Aufbau eines zentralen Vakuumsystems
Ein zentrales Vakuumsystem besteht typischerweise aus der Vakuumerzeugung, Verbindungsleitungen, Filtration, Sammel- oder Pufferelementen sowie Armaturen und Steuerungskomponenten. Die Erzeugung erfolgt an einem zentralen Standort, während die Entnahmestellen räumlich verteilt sein können. Dadurch lassen sich mehrere Anwendungen aus einer gemeinsamen Infrastruktur versorgen, anstatt an jedem Arbeitsplatz einzelne Vakuumerzeuger zu betreiben.

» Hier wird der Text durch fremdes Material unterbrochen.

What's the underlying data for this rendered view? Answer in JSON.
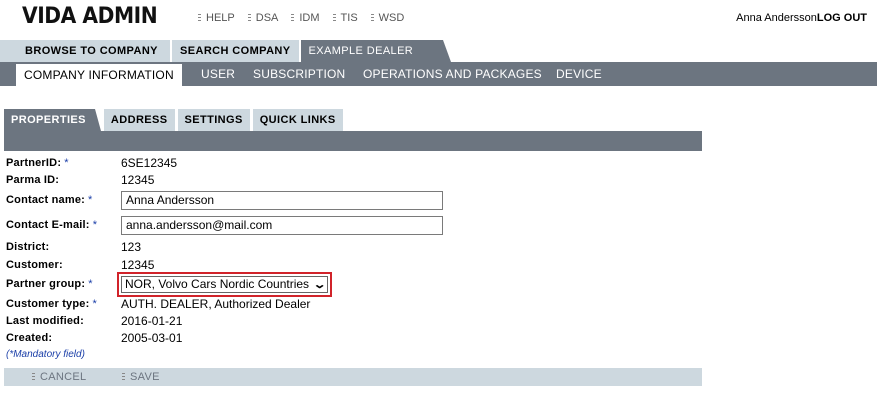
{
  "app": {
    "title": "VIDA ADMIN"
  },
  "toplinks": [
    "HELP",
    "DSA",
    "IDM",
    "TIS",
    "WSD"
  ],
  "user": {
    "name": "Anna Andersson",
    "logout": "LOG OUT"
  },
  "tabs": [
    "BROWSE TO COMPANY",
    "SEARCH COMPANY",
    "EXAMPLE DEALER"
  ],
  "subnav": [
    "COMPANY INFORMATION",
    "USER",
    "SUBSCRIPTION",
    "OPERATIONS AND PACKAGES",
    "DEVICE"
  ],
  "property_tabs": [
    "PROPERTIES",
    "ADDRESS",
    "SETTINGS",
    "QUICK LINKS"
  ],
  "form": {
    "partner_id": {
      "label": "PartnerID:",
      "value": "6SE12345"
    },
    "parma_id": {
      "label": "Parma ID:",
      "value": "12345"
    },
    "contact_name": {
      "label": "Contact name:",
      "value": "Anna Andersson"
    },
    "contact_email": {
      "label": "Contact E-mail:",
      "value": "anna.andersson@mail.com"
    },
    "district": {
      "label": "District:",
      "value": "123"
    },
    "customer": {
      "label": "Customer:",
      "value": "12345"
    },
    "partner_group": {
      "label": "Partner group:",
      "value": "NOR, Volvo Cars Nordic Countries"
    },
    "customer_type": {
      "label": "Customer type:",
      "value": "AUTH. DEALER, Authorized Dealer"
    },
    "last_modified": {
      "label": "Last modified:",
      "value": "2016-01-21"
    },
    "created": {
      "label": "Created:",
      "value": "2005-03-01"
    },
    "mandatory_star": "*",
    "mandatory_note": "(*Mandatory field)"
  },
  "actions": {
    "cancel": "CANCEL",
    "save": "SAVE"
  },
  "colors": {
    "tab_dark": "#6c7580",
    "tab_light": "#cdd8df",
    "highlight": "#d1232a",
    "mandatory": "#1a3ea8"
  }
}
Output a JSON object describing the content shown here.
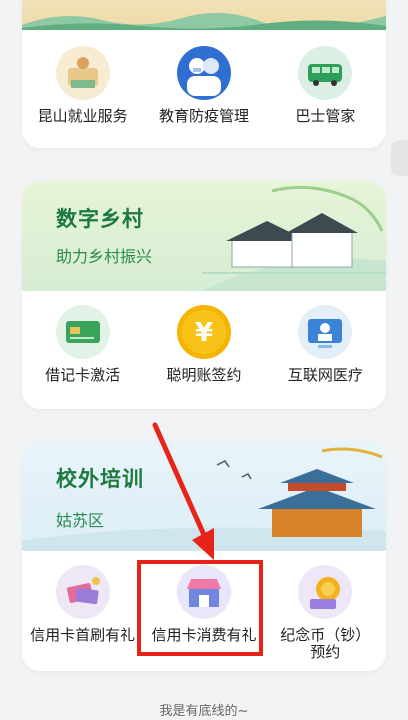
{
  "card1": {
    "items": [
      {
        "label": "昆山就业服务",
        "icon": "employment-service-icon"
      },
      {
        "label": "教育防疫管理",
        "icon": "epidemic-prevention-icon"
      },
      {
        "label": "巴士管家",
        "icon": "bus-icon"
      }
    ]
  },
  "card2": {
    "title": "数字乡村",
    "subtitle": "助力乡村振兴",
    "items": [
      {
        "label": "借记卡激活",
        "icon": "debit-card-icon"
      },
      {
        "label": "聪明账签约",
        "icon": "yuan-coin-icon"
      },
      {
        "label": "互联网医疗",
        "icon": "online-doctor-icon"
      }
    ]
  },
  "card3": {
    "title": "校外培训",
    "subtitle": "姑苏区",
    "items": [
      {
        "label": "信用卡首刷有礼",
        "icon": "credit-card-gift-icon"
      },
      {
        "label": "信用卡消费有礼",
        "icon": "shopping-store-icon"
      },
      {
        "label": "纪念币（钞）预约",
        "icon": "commemorative-coin-icon"
      }
    ]
  },
  "footer": {
    "text": "我是有底线的~"
  },
  "colors": {
    "accent_green": "#1d7a3e",
    "highlight_red": "#e8231a"
  }
}
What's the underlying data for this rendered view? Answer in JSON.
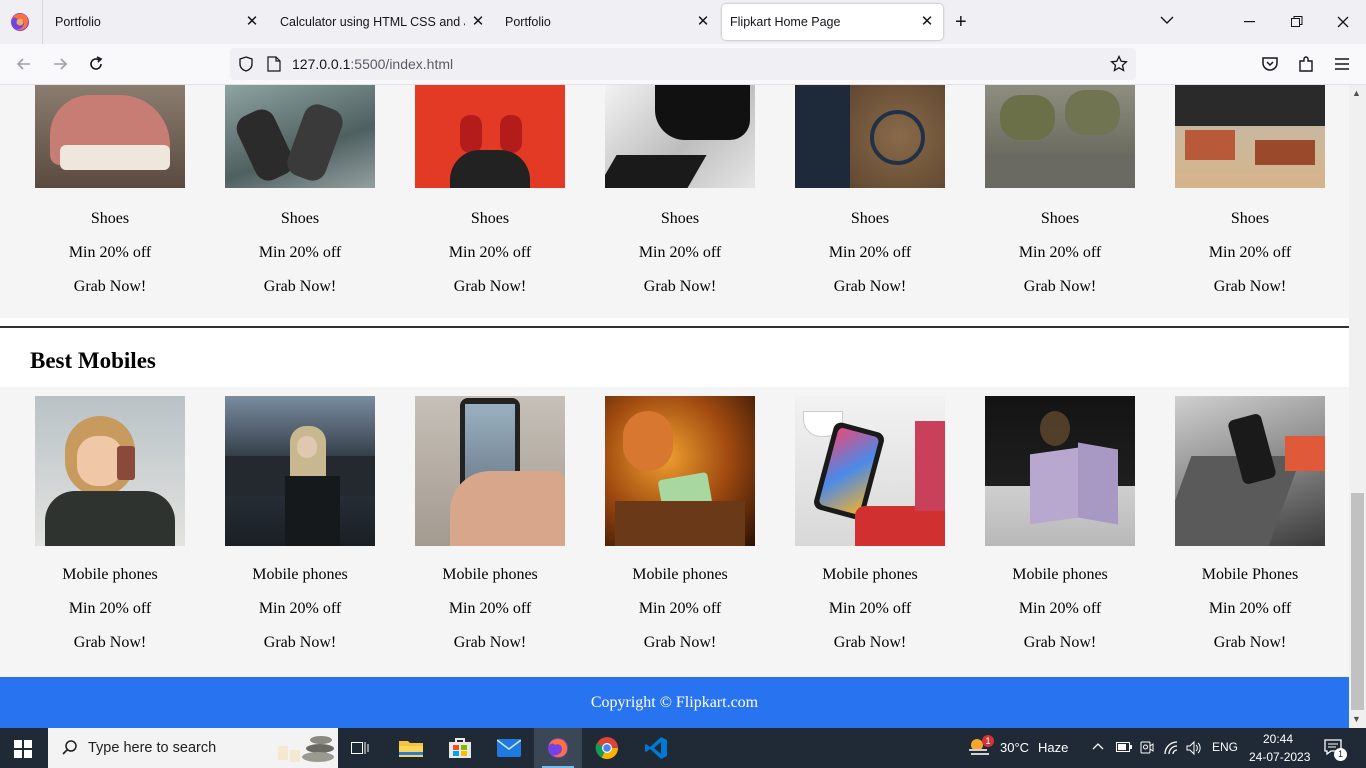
{
  "browser": {
    "tabs": [
      {
        "label": "Portfolio",
        "closable": true
      },
      {
        "label": "Calculator using HTML CSS and JS",
        "closable": true
      },
      {
        "label": "Portfolio",
        "closable": true
      },
      {
        "label": "Flipkart Home Page",
        "closable": true,
        "active": true
      }
    ],
    "url_host": "127.0.0.1",
    "url_rest": ":5500/index.html"
  },
  "page": {
    "shoes_section": {
      "cards": [
        {
          "name": "Shoes",
          "offer": "Min 20% off",
          "cta": "Grab Now!"
        },
        {
          "name": "Shoes",
          "offer": "Min 20% off",
          "cta": "Grab Now!"
        },
        {
          "name": "Shoes",
          "offer": "Min 20% off",
          "cta": "Grab Now!"
        },
        {
          "name": "Shoes",
          "offer": "Min 20% off",
          "cta": "Grab Now!"
        },
        {
          "name": "Shoes",
          "offer": "Min 20% off",
          "cta": "Grab Now!"
        },
        {
          "name": "Shoes",
          "offer": "Min 20% off",
          "cta": "Grab Now!"
        },
        {
          "name": "Shoes",
          "offer": "Min 20% off",
          "cta": "Grab Now!"
        }
      ]
    },
    "mobiles_section": {
      "title": "Best Mobiles",
      "cards": [
        {
          "name": "Mobile phones",
          "offer": "Min 20% off",
          "cta": "Grab Now!"
        },
        {
          "name": "Mobile phones",
          "offer": "Min 20% off",
          "cta": "Grab Now!"
        },
        {
          "name": "Mobile phones",
          "offer": "Min 20% off",
          "cta": "Grab Now!"
        },
        {
          "name": "Mobile phones",
          "offer": "Min 20% off",
          "cta": "Grab Now!"
        },
        {
          "name": "Mobile phones",
          "offer": "Min 20% off",
          "cta": "Grab Now!"
        },
        {
          "name": "Mobile phones",
          "offer": "Min 20% off",
          "cta": "Grab Now!"
        },
        {
          "name": "Mobile Phones",
          "offer": "Min 20% off",
          "cta": "Grab Now!"
        }
      ]
    },
    "footer": "Copyright © Flipkart.com"
  },
  "taskbar": {
    "search_placeholder": "Type here to search",
    "weather_temp": "30°C",
    "weather_desc": "Haze",
    "weather_badge": "1",
    "language": "ENG",
    "time": "20:44",
    "date": "24-07-2023",
    "notification_count": "1"
  },
  "colors": {
    "footer_bg": "#2874f0",
    "taskbar_bg": "#1f2a36"
  }
}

Typische Anwendungen in Werkstatt und Produktion
In metallverarbeitenden Betrieben kommen zentrale Vakuumsysteme dort zum Einsatz, wo Werkstücke angesaugt, gehalten, gehoben oder über Saugelemente positioniert werden. Auch Spannaufgaben an Bearbeitungsplätzen oder die Versorgung automatisierter Handhabungseinheiten sind typische Anwendungsfelder. Relevant ist die zentrale Ausführung vor allem dann, wenn mehrere Verbraucher mit ähnlichem Vakuumbedarf gleichzeitig oder wechselweise betrieben werden.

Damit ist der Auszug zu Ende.